La condamnation internationale du coup d’État militaire a été rapide. Même avant la déclaration de Keita, la Communauté économique des États de l’Afrique de l’Ouest (CEDEAO) – un bloc régional qui, ces dernières semaines, a tenté sans succès de négocier une impasse politique croissante entre le président et une coalition de l’opposition organisant des rassemblements de masse exigeant sa démission – l’a déclaré “sans réserve. condamne “son” renversement “.

Dans un communiqué, il a annoncé une série de sanctions, notamment l’arrêt du commerce et la fermeture des frontières terrestres et aériennes.

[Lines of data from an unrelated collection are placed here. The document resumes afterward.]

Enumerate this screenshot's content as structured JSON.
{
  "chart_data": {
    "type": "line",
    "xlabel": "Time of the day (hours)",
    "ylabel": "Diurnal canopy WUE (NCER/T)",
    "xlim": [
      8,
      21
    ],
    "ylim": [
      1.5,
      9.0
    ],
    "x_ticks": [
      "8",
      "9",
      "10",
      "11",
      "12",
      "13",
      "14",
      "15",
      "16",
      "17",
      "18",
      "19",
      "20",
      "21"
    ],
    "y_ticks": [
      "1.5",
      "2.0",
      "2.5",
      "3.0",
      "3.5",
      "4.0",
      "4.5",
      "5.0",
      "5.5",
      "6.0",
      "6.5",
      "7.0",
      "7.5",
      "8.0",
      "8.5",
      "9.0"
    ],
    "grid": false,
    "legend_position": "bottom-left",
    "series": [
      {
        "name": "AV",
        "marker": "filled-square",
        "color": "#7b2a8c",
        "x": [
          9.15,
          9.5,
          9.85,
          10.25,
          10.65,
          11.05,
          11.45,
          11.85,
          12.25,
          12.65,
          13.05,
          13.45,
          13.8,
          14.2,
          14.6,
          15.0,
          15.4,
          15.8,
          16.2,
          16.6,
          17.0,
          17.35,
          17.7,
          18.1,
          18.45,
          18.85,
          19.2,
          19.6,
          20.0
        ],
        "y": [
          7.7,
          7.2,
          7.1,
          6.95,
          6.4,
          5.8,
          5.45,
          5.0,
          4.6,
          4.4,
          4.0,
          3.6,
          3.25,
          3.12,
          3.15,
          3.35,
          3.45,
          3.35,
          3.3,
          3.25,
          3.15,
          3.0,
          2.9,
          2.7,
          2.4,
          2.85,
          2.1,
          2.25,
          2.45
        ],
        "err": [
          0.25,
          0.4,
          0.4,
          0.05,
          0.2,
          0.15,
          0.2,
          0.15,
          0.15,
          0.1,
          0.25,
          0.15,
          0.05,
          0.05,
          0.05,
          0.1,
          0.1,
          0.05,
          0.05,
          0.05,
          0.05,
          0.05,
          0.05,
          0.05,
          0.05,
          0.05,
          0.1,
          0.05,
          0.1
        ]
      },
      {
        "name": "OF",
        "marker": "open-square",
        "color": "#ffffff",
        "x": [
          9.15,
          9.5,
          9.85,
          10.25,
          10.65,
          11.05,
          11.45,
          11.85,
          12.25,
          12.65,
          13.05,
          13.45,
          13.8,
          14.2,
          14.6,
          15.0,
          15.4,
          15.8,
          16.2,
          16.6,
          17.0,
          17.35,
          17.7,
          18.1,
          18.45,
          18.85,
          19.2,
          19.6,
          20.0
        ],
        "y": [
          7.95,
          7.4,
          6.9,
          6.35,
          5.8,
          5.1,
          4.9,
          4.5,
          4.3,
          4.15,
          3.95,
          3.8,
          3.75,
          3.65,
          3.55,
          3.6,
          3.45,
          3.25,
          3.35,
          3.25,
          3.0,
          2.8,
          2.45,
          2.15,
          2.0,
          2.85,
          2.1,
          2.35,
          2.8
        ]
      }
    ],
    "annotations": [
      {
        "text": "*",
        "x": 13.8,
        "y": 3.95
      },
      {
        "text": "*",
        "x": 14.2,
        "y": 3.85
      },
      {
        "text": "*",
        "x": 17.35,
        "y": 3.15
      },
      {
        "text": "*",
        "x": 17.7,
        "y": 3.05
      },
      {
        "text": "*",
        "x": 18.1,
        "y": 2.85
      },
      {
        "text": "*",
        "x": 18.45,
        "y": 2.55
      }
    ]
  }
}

La CEDEAO a également déclaré qu’elle suspendait l’adhésion du Mali, une décision suivie par l’Union africaine (UA) mercredi.

Au milieu des demandes de libération des hommes politiques détenus, y compris par l’ancien dirigeant colonial français, le secrétaire général des Nations Unies, Antonio Guterres, a également appelé “au rétablissement immédiat de l’ordre constitutionnel et de l’état de droit au Mali”.

Manu Lekunze, professeur à l’Université d’Aberdeen, a déclaré que la CEDEAO et l’ONU étaient sélectives dans leurs condamnations et auraient dû écouter les Maliens qui descendent dans la rue depuis des semaines.

“Les Maliens ne sont pas contents. L’armée sort pour faire ce que les manifestants exigeaient. Les manifestants exigeaient que Keita démissionne pendant très longtemps. Son éloignement est une opportunité pour le pays de prendre une nouvelle voie”, a déclaré Lekunze. Al Jazeera.

“La France, la CEDEAO, l’ONU et l’UA se sont prononcées et ont dit:” Nous ne voulons pas de changement inconstitutionnel “, mais vous voyez des activités inconstitutionnelles en cours à travers l’Afrique. En Côte d’Ivoire, vous avez un président qui cherche un troisième mandat et l’ONU est En Guinée-Conakry, non loin du Mali, le président cherche un troisième mandat. L’argument constitutionnel n’est donc pas vraiment un argument », a-t-il ajouté.